TONNO DEL CHIANTI

STORIA

Il Tonno del Chianti è una antica ricetta toscana che deve il suo nome al particolare trattamento che subisce la carne di maiale fino ad arrivare ad assomigliare appunto alla polpa di tonno.

E' una ricetta riscoperta da Dario Cecchini, il famoso macellaio di Panzano,piccola frazione in provincia di Firenze, dopo che un anziano signore del posto gli raccontò di come il padre macellaio disossava e lessava le cosce del maiale, nel vino bianco, e un miscuglio di erbe e spezie.

PREPARAZIONE

Vengono utilizzate le carni di prima scelta di lattonzoli macellati fra i 30 e i 40 kg. I pezzi di carne tagliati con un coltello, vengono disposti su un bancone, cosparsi di sale grosso e lasciati in cella frigorifera a spurgare per 3-4 giorni.
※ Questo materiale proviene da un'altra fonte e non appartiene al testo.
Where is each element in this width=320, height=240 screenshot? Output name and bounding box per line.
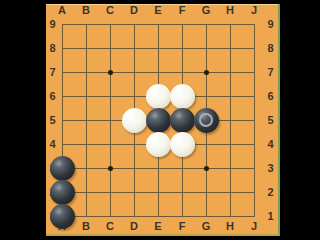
- intersection-A2[interactable]: [50, 180, 74, 204]
- intersection-E2[interactable]: [146, 180, 170, 204]
- intersection-A5[interactable]: [50, 108, 74, 132]
- white-stone-D5: [122, 108, 147, 133]
- white-stone-F4: [170, 132, 195, 157]
- intersection-H7[interactable]: [218, 60, 242, 84]
- intersection-D6[interactable]: [122, 84, 146, 108]
- intersection-E6[interactable]: [146, 84, 170, 108]
- intersection-G4[interactable]: [194, 132, 218, 156]
- intersection-J1[interactable]: [242, 204, 266, 228]
- intersection-D8[interactable]: [122, 36, 146, 60]
- intersection-D1[interactable]: [122, 204, 146, 228]
- board-bottom-edge-artifact: [46, 234, 280, 236]
- intersection-J2[interactable]: [242, 180, 266, 204]
- black-stone-A3: [50, 156, 75, 181]
- intersection-J5[interactable]: [242, 108, 266, 132]
- black-stone-A2: [50, 180, 75, 205]
- intersection-C8[interactable]: [98, 36, 122, 60]
- intersection-D5[interactable]: [122, 108, 146, 132]
- intersection-E9[interactable]: [146, 12, 170, 36]
- board-top-edge-artifact: [46, 4, 280, 5]
- intersection-E7[interactable]: [146, 60, 170, 84]
- intersection-C5[interactable]: [98, 108, 122, 132]
- black-stone-A1: [50, 204, 75, 229]
- intersection-D9[interactable]: [122, 12, 146, 36]
- intersection-G9[interactable]: [194, 12, 218, 36]
- intersection-D7[interactable]: [122, 60, 146, 84]
- intersection-F4[interactable]: [170, 132, 194, 156]
- intersection-E3[interactable]: [146, 156, 170, 180]
- intersection-F1[interactable]: [170, 204, 194, 228]
- black-stone-E5: [146, 108, 171, 133]
- intersection-H4[interactable]: [218, 132, 242, 156]
- black-stone-F5: [170, 108, 195, 133]
- intersection-H5[interactable]: [218, 108, 242, 132]
- go-board: ABCDEFGHJ ABCDEFGHJ 987654321 987654321: [46, 4, 280, 236]
- intersection-E4[interactable]: [146, 132, 170, 156]
- intersection-H1[interactable]: [218, 204, 242, 228]
- last-move-marker: [199, 113, 213, 127]
- intersection-B2[interactable]: [74, 180, 98, 204]
- intersection-B3[interactable]: [74, 156, 98, 180]
- intersection-B5[interactable]: [74, 108, 98, 132]
- intersection-H9[interactable]: [218, 12, 242, 36]
- intersection-F8[interactable]: [170, 36, 194, 60]
- intersection-B1[interactable]: [74, 204, 98, 228]
- intersection-G7[interactable]: [194, 60, 218, 84]
- intersection-H6[interactable]: [218, 84, 242, 108]
- star-point-G3: [204, 166, 209, 171]
- intersection-H8[interactable]: [218, 36, 242, 60]
- intersection-B6[interactable]: [74, 84, 98, 108]
- intersection-F2[interactable]: [170, 180, 194, 204]
- intersection-C9[interactable]: [98, 12, 122, 36]
- intersection-A9[interactable]: [50, 12, 74, 36]
- black-stone-G5: [194, 108, 219, 133]
- intersection-B8[interactable]: [74, 36, 98, 60]
- star-point-G7: [204, 70, 209, 75]
- intersection-D4[interactable]: [122, 132, 146, 156]
- intersection-F6[interactable]: [170, 84, 194, 108]
- white-stone-E6: [146, 84, 171, 109]
- intersection-A6[interactable]: [50, 84, 74, 108]
- board-grid: [50, 12, 266, 228]
- intersection-J8[interactable]: [242, 36, 266, 60]
- intersection-D2[interactable]: [122, 180, 146, 204]
- intersection-C3[interactable]: [98, 156, 122, 180]
- video-frame: ABCDEFGHJ ABCDEFGHJ 987654321 987654321: [0, 0, 320, 240]
- intersection-F7[interactable]: [170, 60, 194, 84]
- intersection-F5[interactable]: [170, 108, 194, 132]
- intersection-H2[interactable]: [218, 180, 242, 204]
- intersection-A7[interactable]: [50, 60, 74, 84]
- intersection-G5[interactable]: [194, 108, 218, 132]
- star-point-C7: [108, 70, 113, 75]
- intersection-F3[interactable]: [170, 156, 194, 180]
- intersection-J7[interactable]: [242, 60, 266, 84]
- intersection-G2[interactable]: [194, 180, 218, 204]
- intersection-G6[interactable]: [194, 84, 218, 108]
- intersection-B7[interactable]: [74, 60, 98, 84]
- intersection-E5[interactable]: [146, 108, 170, 132]
- intersection-G1[interactable]: [194, 204, 218, 228]
- intersection-C7[interactable]: [98, 60, 122, 84]
- intersection-A1[interactable]: [50, 204, 74, 228]
- intersection-A3[interactable]: [50, 156, 74, 180]
- intersection-J4[interactable]: [242, 132, 266, 156]
- star-point-C3: [108, 166, 113, 171]
- intersection-G8[interactable]: [194, 36, 218, 60]
- intersection-B4[interactable]: [74, 132, 98, 156]
- intersection-E1[interactable]: [146, 204, 170, 228]
- intersection-B9[interactable]: [74, 12, 98, 36]
- intersection-J3[interactable]: [242, 156, 266, 180]
- intersection-J6[interactable]: [242, 84, 266, 108]
- intersection-E8[interactable]: [146, 36, 170, 60]
- intersection-H3[interactable]: [218, 156, 242, 180]
- intersection-A4[interactable]: [50, 132, 74, 156]
- white-stone-F6: [170, 84, 195, 109]
- intersection-A8[interactable]: [50, 36, 74, 60]
- intersection-J9[interactable]: [242, 12, 266, 36]
- intersection-F9[interactable]: [170, 12, 194, 36]
- white-stone-E4: [146, 132, 171, 157]
- intersection-C4[interactable]: [98, 132, 122, 156]
- intersection-C2[interactable]: [98, 180, 122, 204]
- intersection-G3[interactable]: [194, 156, 218, 180]
- intersection-C6[interactable]: [98, 84, 122, 108]
- intersection-D3[interactable]: [122, 156, 146, 180]
- board-right-edge-artifact: [278, 4, 280, 236]
- intersection-C1[interactable]: [98, 204, 122, 228]
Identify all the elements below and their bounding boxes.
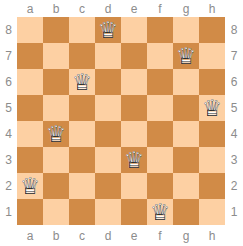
square-g2[interactable] [173, 173, 199, 199]
rank-label-left-8: 8 [0, 17, 17, 43]
white-queen-icon: ♕ [95, 17, 121, 43]
file-label-bottom-g: g [173, 225, 199, 246]
square-c6[interactable]: ♛♕ [69, 69, 95, 95]
square-d2[interactable] [95, 173, 121, 199]
file-label-top-b: b [43, 0, 69, 17]
rank-label-right-1: 1 [225, 199, 243, 225]
square-g4[interactable] [173, 121, 199, 147]
square-d8[interactable]: ♛♕ [95, 17, 121, 43]
rank-label-right-5: 5 [225, 95, 243, 121]
square-e4[interactable] [121, 121, 147, 147]
rank-label-left-6: 6 [0, 69, 17, 95]
white-queen-g7: ♛♕ [173, 43, 199, 69]
white-queen-icon: ♕ [17, 173, 43, 199]
square-b5[interactable] [43, 95, 69, 121]
rank-label-right-3: 3 [225, 147, 243, 173]
square-f5[interactable] [147, 95, 173, 121]
chess-board-diagram: abcdefgh 87654321 ♛♕♛♕♛♕♛♕♛♕♛♕♛♕♛♕ 87654… [0, 0, 243, 246]
rank-label-right-2: 2 [225, 173, 243, 199]
file-label-bottom-d: d [95, 225, 121, 246]
square-c8[interactable] [69, 17, 95, 43]
square-e6[interactable] [121, 69, 147, 95]
square-h2[interactable] [199, 173, 225, 199]
square-g1[interactable] [173, 199, 199, 225]
square-f1[interactable]: ♛♕ [147, 199, 173, 225]
square-f2[interactable] [147, 173, 173, 199]
white-queen-c6: ♛♕ [69, 69, 95, 95]
square-d5[interactable] [95, 95, 121, 121]
board: ♛♕♛♕♛♕♛♕♛♕♛♕♛♕♛♕ [17, 17, 225, 225]
square-f3[interactable] [147, 147, 173, 173]
file-label-bottom-e: e [121, 225, 147, 246]
square-b3[interactable] [43, 147, 69, 173]
rank-label-left-2: 2 [0, 173, 17, 199]
white-queen-icon: ♕ [147, 199, 173, 225]
square-b1[interactable] [43, 199, 69, 225]
square-a1[interactable] [17, 199, 43, 225]
rank-label-left-7: 7 [0, 43, 17, 69]
white-queen-icon: ♕ [121, 147, 147, 173]
white-queen-b4: ♛♕ [43, 121, 69, 147]
rank-label-left-1: 1 [0, 199, 17, 225]
white-queen-d8: ♛♕ [95, 17, 121, 43]
square-b4[interactable]: ♛♕ [43, 121, 69, 147]
square-f4[interactable] [147, 121, 173, 147]
file-label-top-e: e [121, 0, 147, 17]
square-b2[interactable] [43, 173, 69, 199]
file-label-top-h: h [199, 0, 225, 17]
corner-bottom-left [0, 225, 17, 246]
square-e8[interactable] [121, 17, 147, 43]
square-c2[interactable] [69, 173, 95, 199]
square-h6[interactable] [199, 69, 225, 95]
white-queen-icon: ♕ [69, 69, 95, 95]
square-g3[interactable] [173, 147, 199, 173]
file-label-bottom-a: a [17, 225, 43, 246]
file-label-top-a: a [17, 0, 43, 17]
file-label-top-f: f [147, 0, 173, 17]
rank-labels-left: 87654321 [0, 17, 17, 225]
square-c4[interactable] [69, 121, 95, 147]
rank-label-right-8: 8 [225, 17, 243, 43]
file-label-top-d: d [95, 0, 121, 17]
square-e2[interactable] [121, 173, 147, 199]
square-b7[interactable] [43, 43, 69, 69]
white-queen-icon: ♕ [173, 43, 199, 69]
square-h4[interactable] [199, 121, 225, 147]
square-a8[interactable] [17, 17, 43, 43]
square-a4[interactable] [17, 121, 43, 147]
square-e3[interactable]: ♛♕ [121, 147, 147, 173]
rank-label-right-7: 7 [225, 43, 243, 69]
square-g6[interactable] [173, 69, 199, 95]
rank-label-right-4: 4 [225, 121, 243, 147]
file-label-bottom-f: f [147, 225, 173, 246]
square-e1[interactable] [121, 199, 147, 225]
square-h7[interactable] [199, 43, 225, 69]
square-a6[interactable] [17, 69, 43, 95]
square-c5[interactable] [69, 95, 95, 121]
corner-top-right [225, 0, 243, 17]
square-h1[interactable] [199, 199, 225, 225]
square-c7[interactable] [69, 43, 95, 69]
square-e7[interactable] [121, 43, 147, 69]
rank-labels-right: 87654321 [225, 17, 243, 225]
rank-label-left-4: 4 [0, 121, 17, 147]
square-f6[interactable] [147, 69, 173, 95]
corner-top-left [0, 0, 17, 17]
square-b6[interactable] [43, 69, 69, 95]
square-d7[interactable] [95, 43, 121, 69]
corner-bottom-right [225, 225, 243, 246]
square-a2[interactable]: ♛♕ [17, 173, 43, 199]
file-labels-top: abcdefgh [17, 0, 225, 17]
white-queen-e3: ♛♕ [121, 147, 147, 173]
rank-label-right-6: 6 [225, 69, 243, 95]
square-d1[interactable] [95, 199, 121, 225]
file-label-bottom-c: c [69, 225, 95, 246]
square-c1[interactable] [69, 199, 95, 225]
square-d6[interactable] [95, 69, 121, 95]
square-g8[interactable] [173, 17, 199, 43]
white-queen-f1: ♛♕ [147, 199, 173, 225]
square-g7[interactable]: ♛♕ [173, 43, 199, 69]
square-c3[interactable] [69, 147, 95, 173]
square-h5[interactable]: ♛♕ [199, 95, 225, 121]
square-h8[interactable] [199, 17, 225, 43]
file-labels-bottom: abcdefgh [17, 225, 225, 246]
file-label-top-g: g [173, 0, 199, 17]
rank-label-left-5: 5 [0, 95, 17, 121]
rank-label-left-3: 3 [0, 147, 17, 173]
square-g5[interactable] [173, 95, 199, 121]
square-a7[interactable] [17, 43, 43, 69]
square-f7[interactable] [147, 43, 173, 69]
white-queen-icon: ♕ [43, 121, 69, 147]
square-a3[interactable] [17, 147, 43, 173]
square-d3[interactable] [95, 147, 121, 173]
square-d4[interactable] [95, 121, 121, 147]
square-h3[interactable] [199, 147, 225, 173]
white-queen-h5: ♛♕ [199, 95, 225, 121]
square-e5[interactable] [121, 95, 147, 121]
file-label-top-c: c [69, 0, 95, 17]
file-label-bottom-b: b [43, 225, 69, 246]
square-f8[interactable] [147, 17, 173, 43]
white-queen-icon: ♕ [199, 95, 225, 121]
square-a5[interactable] [17, 95, 43, 121]
file-label-bottom-h: h [199, 225, 225, 246]
square-b8[interactable] [43, 17, 69, 43]
white-queen-a2: ♛♕ [17, 173, 43, 199]
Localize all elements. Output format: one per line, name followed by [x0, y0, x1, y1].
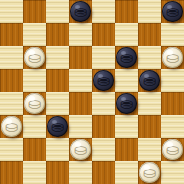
square-e4[interactable]: [92, 92, 115, 115]
square-c6[interactable]: [46, 46, 69, 69]
square-b5[interactable]: [23, 69, 46, 92]
square-d1[interactable]: [69, 161, 92, 184]
square-c4[interactable]: [46, 92, 69, 115]
square-c7[interactable]: [46, 23, 69, 46]
square-d2[interactable]: ⛀: [69, 138, 92, 161]
square-h1[interactable]: [161, 161, 184, 184]
square-h7[interactable]: [161, 23, 184, 46]
black-man[interactable]: ⛂: [47, 116, 68, 137]
square-e3[interactable]: [92, 115, 115, 138]
square-g3[interactable]: [138, 115, 161, 138]
square-c3[interactable]: ⛂: [46, 115, 69, 138]
square-f8[interactable]: [115, 0, 138, 23]
black-man[interactable]: ⛂: [116, 47, 137, 68]
square-a6[interactable]: [0, 46, 23, 69]
white-man[interactable]: ⛀: [24, 93, 45, 114]
white-man[interactable]: ⛀: [162, 47, 183, 68]
square-d3[interactable]: [69, 115, 92, 138]
square-g2[interactable]: [138, 138, 161, 161]
square-e6[interactable]: [92, 46, 115, 69]
square-a8[interactable]: [0, 0, 23, 23]
square-e2[interactable]: [92, 138, 115, 161]
square-b3[interactable]: [23, 115, 46, 138]
square-e5[interactable]: ⛂: [92, 69, 115, 92]
square-g1[interactable]: ⛀: [138, 161, 161, 184]
square-e8[interactable]: [92, 0, 115, 23]
square-c5[interactable]: [46, 69, 69, 92]
square-e7[interactable]: [92, 23, 115, 46]
square-c8[interactable]: [46, 0, 69, 23]
square-d6[interactable]: [69, 46, 92, 69]
square-a7[interactable]: [0, 23, 23, 46]
square-f2[interactable]: [115, 138, 138, 161]
square-f1[interactable]: [115, 161, 138, 184]
square-a1[interactable]: [0, 161, 23, 184]
square-b2[interactable]: [23, 138, 46, 161]
square-g4[interactable]: [138, 92, 161, 115]
square-g6[interactable]: [138, 46, 161, 69]
square-b6[interactable]: ⛀: [23, 46, 46, 69]
square-b1[interactable]: [23, 161, 46, 184]
white-man[interactable]: ⛀: [1, 116, 22, 137]
square-f4[interactable]: ⛂: [115, 92, 138, 115]
square-g7[interactable]: [138, 23, 161, 46]
square-f5[interactable]: [115, 69, 138, 92]
square-c2[interactable]: [46, 138, 69, 161]
square-b8[interactable]: [23, 0, 46, 23]
square-a3[interactable]: ⛀: [0, 115, 23, 138]
white-man[interactable]: ⛀: [162, 139, 183, 160]
square-d4[interactable]: [69, 92, 92, 115]
white-man[interactable]: ⛀: [139, 162, 160, 183]
black-man[interactable]: ⛂: [70, 1, 91, 22]
square-a4[interactable]: [0, 92, 23, 115]
square-h4[interactable]: [161, 92, 184, 115]
square-d8[interactable]: ⛂: [69, 0, 92, 23]
white-man[interactable]: ⛀: [24, 47, 45, 68]
black-man[interactable]: ⛂: [93, 70, 114, 91]
black-man[interactable]: ⛂: [139, 70, 160, 91]
black-man[interactable]: ⛂: [116, 93, 137, 114]
black-man[interactable]: ⛂: [162, 1, 183, 22]
square-g5[interactable]: ⛂: [138, 69, 161, 92]
square-b4[interactable]: ⛀: [23, 92, 46, 115]
square-h2[interactable]: ⛀: [161, 138, 184, 161]
square-f7[interactable]: [115, 23, 138, 46]
square-f3[interactable]: [115, 115, 138, 138]
square-f6[interactable]: ⛂: [115, 46, 138, 69]
square-c1[interactable]: [46, 161, 69, 184]
square-b7[interactable]: [23, 23, 46, 46]
square-h3[interactable]: [161, 115, 184, 138]
square-a2[interactable]: [0, 138, 23, 161]
square-a5[interactable]: [0, 69, 23, 92]
square-d5[interactable]: [69, 69, 92, 92]
square-h8[interactable]: ⛂: [161, 0, 184, 23]
square-g8[interactable]: [138, 0, 161, 23]
square-h6[interactable]: ⛀: [161, 46, 184, 69]
square-d7[interactable]: [69, 23, 92, 46]
square-e1[interactable]: [92, 161, 115, 184]
checkers-board: ⛂⛂⛀⛂⛀⛂⛂⛀⛂⛀⛂⛀⛀⛀: [0, 0, 184, 184]
white-man[interactable]: ⛀: [70, 139, 91, 160]
square-h5[interactable]: [161, 69, 184, 92]
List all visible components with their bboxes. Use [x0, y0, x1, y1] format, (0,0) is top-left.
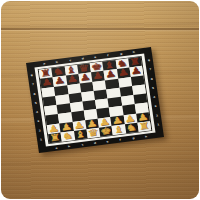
- product-photo: abcdefgh abcdefgh 87654321 87654321 ♜♞♝♛…: [1, 1, 199, 199]
- photo-vignette: [1, 1, 199, 199]
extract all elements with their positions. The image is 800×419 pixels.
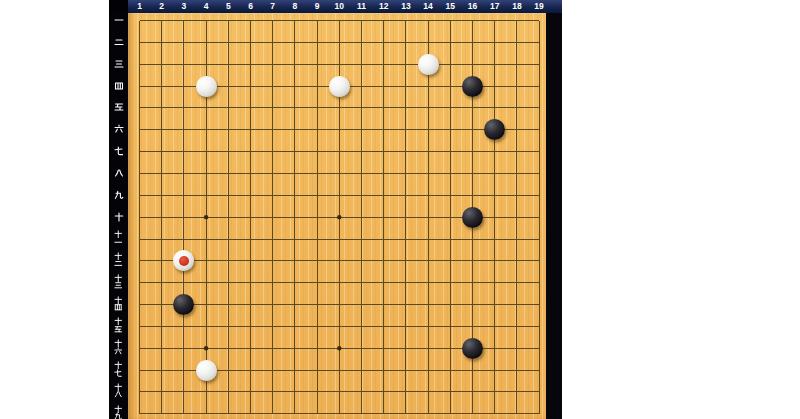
row-label (109, 340, 128, 355)
row-label (109, 59, 128, 68)
page-background: 12345678910111213141516171819 (0, 0, 800, 419)
column-label: 8 (293, 1, 298, 12)
goban-widget: 12345678910111213141516171819 (109, 0, 562, 419)
row-label (109, 168, 128, 177)
row-label (109, 274, 128, 289)
column-label: 2 (159, 1, 164, 12)
star-point (204, 346, 208, 350)
row-label (109, 81, 128, 90)
column-label: 10 (335, 1, 344, 12)
column-label: 16 (468, 1, 477, 12)
last-move-marker (179, 256, 189, 266)
column-label: 18 (512, 1, 521, 12)
row-label (109, 362, 128, 377)
stone-black (462, 76, 483, 97)
row-ruler (109, 13, 128, 419)
column-label: 19 (534, 1, 543, 12)
row-label (109, 252, 128, 267)
row-label (109, 147, 128, 156)
column-label: 9 (315, 1, 320, 12)
column-label: 3 (182, 1, 187, 12)
star-point (337, 215, 341, 219)
row-label (109, 16, 128, 25)
column-label: 7 (270, 1, 275, 12)
stone-white (418, 54, 439, 75)
stone-white (196, 360, 217, 381)
go-board[interactable] (128, 13, 546, 419)
row-label (109, 37, 128, 46)
row-label (109, 318, 128, 333)
column-label: 14 (423, 1, 432, 12)
column-label: 11 (357, 1, 366, 12)
column-label: 17 (490, 1, 499, 12)
row-label (109, 125, 128, 134)
star-point (337, 346, 341, 350)
column-label: 15 (446, 1, 455, 12)
row-label (109, 231, 128, 246)
column-label: 5 (226, 1, 231, 12)
stone-black (462, 207, 483, 228)
column-label: 1 (137, 1, 142, 12)
row-label (109, 405, 128, 419)
stone-white (329, 76, 350, 97)
row-label (109, 212, 128, 221)
row-label (109, 383, 128, 398)
star-point (204, 215, 208, 219)
row-label (109, 190, 128, 199)
column-label: 4 (204, 1, 209, 12)
column-label: 12 (379, 1, 388, 12)
stone-black (462, 338, 483, 359)
column-label: 13 (401, 1, 410, 12)
ruler-corner (109, 0, 128, 13)
row-label (109, 296, 128, 311)
right-border-bar (546, 13, 562, 419)
column-label: 6 (248, 1, 253, 12)
row-label (109, 103, 128, 112)
stone-white (196, 76, 217, 97)
column-ruler: 12345678910111213141516171819 (109, 0, 562, 13)
grid-lines (128, 13, 546, 419)
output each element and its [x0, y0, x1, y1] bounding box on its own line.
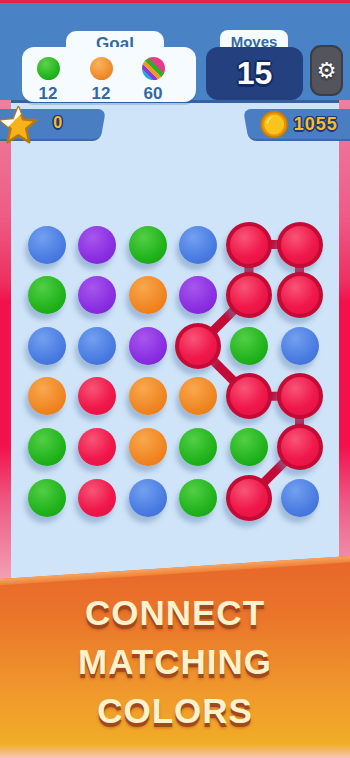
dot-r3c3-purple[interactable] — [129, 327, 167, 365]
dot-r6c3-blue[interactable] — [129, 479, 167, 517]
left-side-stripe — [0, 100, 11, 580]
dot-r5c2-red[interactable] — [78, 428, 116, 466]
dot-r3c4-red-linked[interactable] — [175, 323, 221, 369]
dot-r1c6-red-linked[interactable] — [277, 222, 323, 268]
goal-item-orange: 12 — [76, 57, 126, 104]
dot-r4c3-orange[interactable] — [129, 377, 167, 415]
dot-r5c4-green[interactable] — [179, 428, 217, 466]
dot-r3c2-blue[interactable] — [78, 327, 116, 365]
goal-item-green: 12 — [23, 57, 73, 104]
dot-r2c2-purple[interactable] — [78, 276, 116, 314]
coin-count: 1055 — [294, 114, 338, 135]
moves-counter: 15 — [206, 47, 303, 100]
dot-r5c1-green[interactable] — [28, 428, 66, 466]
dot-r1c1-blue[interactable] — [28, 226, 66, 264]
dot-r6c1-green[interactable] — [28, 479, 66, 517]
dot-r4c5-red-linked[interactable] — [226, 373, 272, 419]
goal-count-rainbow: 60 — [128, 84, 178, 104]
right-side-stripe — [339, 100, 350, 580]
star-score-badge: 0 — [0, 109, 106, 141]
dot-r3c5-green[interactable] — [230, 327, 268, 365]
green-dot-icon — [37, 57, 60, 80]
dot-r4c1-orange[interactable] — [28, 377, 66, 415]
goal-item-rainbow: 60 — [128, 57, 178, 104]
game-screen: Goal 12 12 60 Moves 15 ⚙ — [0, 0, 350, 758]
dot-r6c5-red-linked[interactable] — [226, 475, 272, 521]
goal-count-orange: 12 — [76, 84, 126, 104]
coin-icon — [260, 110, 289, 139]
goal-count-green: 12 — [23, 84, 73, 104]
banner-line-1: CONNECT — [0, 588, 350, 637]
goal-panel: 12 12 60 — [22, 47, 196, 102]
gear-icon: ⚙ — [317, 60, 337, 82]
dot-r2c5-red-linked[interactable] — [226, 272, 272, 318]
dot-r6c6-blue[interactable] — [281, 479, 319, 517]
orange-dot-icon — [90, 57, 113, 80]
dot-r5c5-green[interactable] — [230, 428, 268, 466]
star-icon — [0, 104, 39, 146]
dot-r3c1-blue[interactable] — [28, 327, 66, 365]
dot-r1c4-blue[interactable] — [179, 226, 217, 264]
dot-r2c6-red-linked[interactable] — [277, 272, 323, 318]
star-count: 0 — [53, 114, 62, 132]
dot-r1c2-purple[interactable] — [78, 226, 116, 264]
banner-text: CONNECT MATCHING COLORS — [0, 588, 350, 735]
coin-score-badge: 1055 — [243, 109, 350, 141]
dot-r1c5-red-linked[interactable] — [226, 222, 272, 268]
settings-button[interactable]: ⚙ — [310, 45, 343, 96]
dot-r2c1-green[interactable] — [28, 276, 66, 314]
dot-r2c3-orange[interactable] — [129, 276, 167, 314]
tutorial-banner: CONNECT MATCHING COLORS — [0, 556, 350, 758]
puzzle-board — [11, 103, 339, 576]
dot-r6c4-green[interactable] — [179, 479, 217, 517]
banner-line-3: COLORS — [0, 686, 350, 735]
dot-r5c6-red-linked[interactable] — [277, 424, 323, 470]
banner-line-2: MATCHING — [0, 637, 350, 686]
dot-r4c6-red-linked[interactable] — [277, 373, 323, 419]
dot-r1c3-green[interactable] — [129, 226, 167, 264]
dot-r5c3-orange[interactable] — [129, 428, 167, 466]
header-bar: Goal 12 12 60 Moves 15 ⚙ — [0, 3, 350, 103]
moves-value: 15 — [237, 55, 273, 92]
rainbow-ball-icon — [142, 57, 165, 80]
dot-r3c6-blue[interactable] — [281, 327, 319, 365]
dot-r6c2-red[interactable] — [78, 479, 116, 517]
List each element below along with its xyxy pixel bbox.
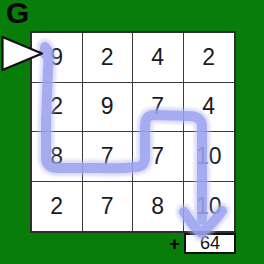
grid-cell-r0c1[interactable]: 2 <box>83 33 134 83</box>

Quindi si lava la carne con acqua corrente e dopo la sgocciolatura la si bolle per circa 8 ore in una caldaia insieme a vino bianco. Durante la bollitura vengono aggiunte foglie di alloro. La carne bollita viene lasciata raffreddare nel suo brodo di cottura dentro la caldaia ben coperta. Tolta dalla caldaia, la carne viene mondata a mano, togliendo le cotenne ed il grasso, e quindi messa sott’olio con una o più foglie di alloro, in vasetti di vetro o in sacchetti sottovuoto. Si procede infine alla sterilizzazione dei sacchetti.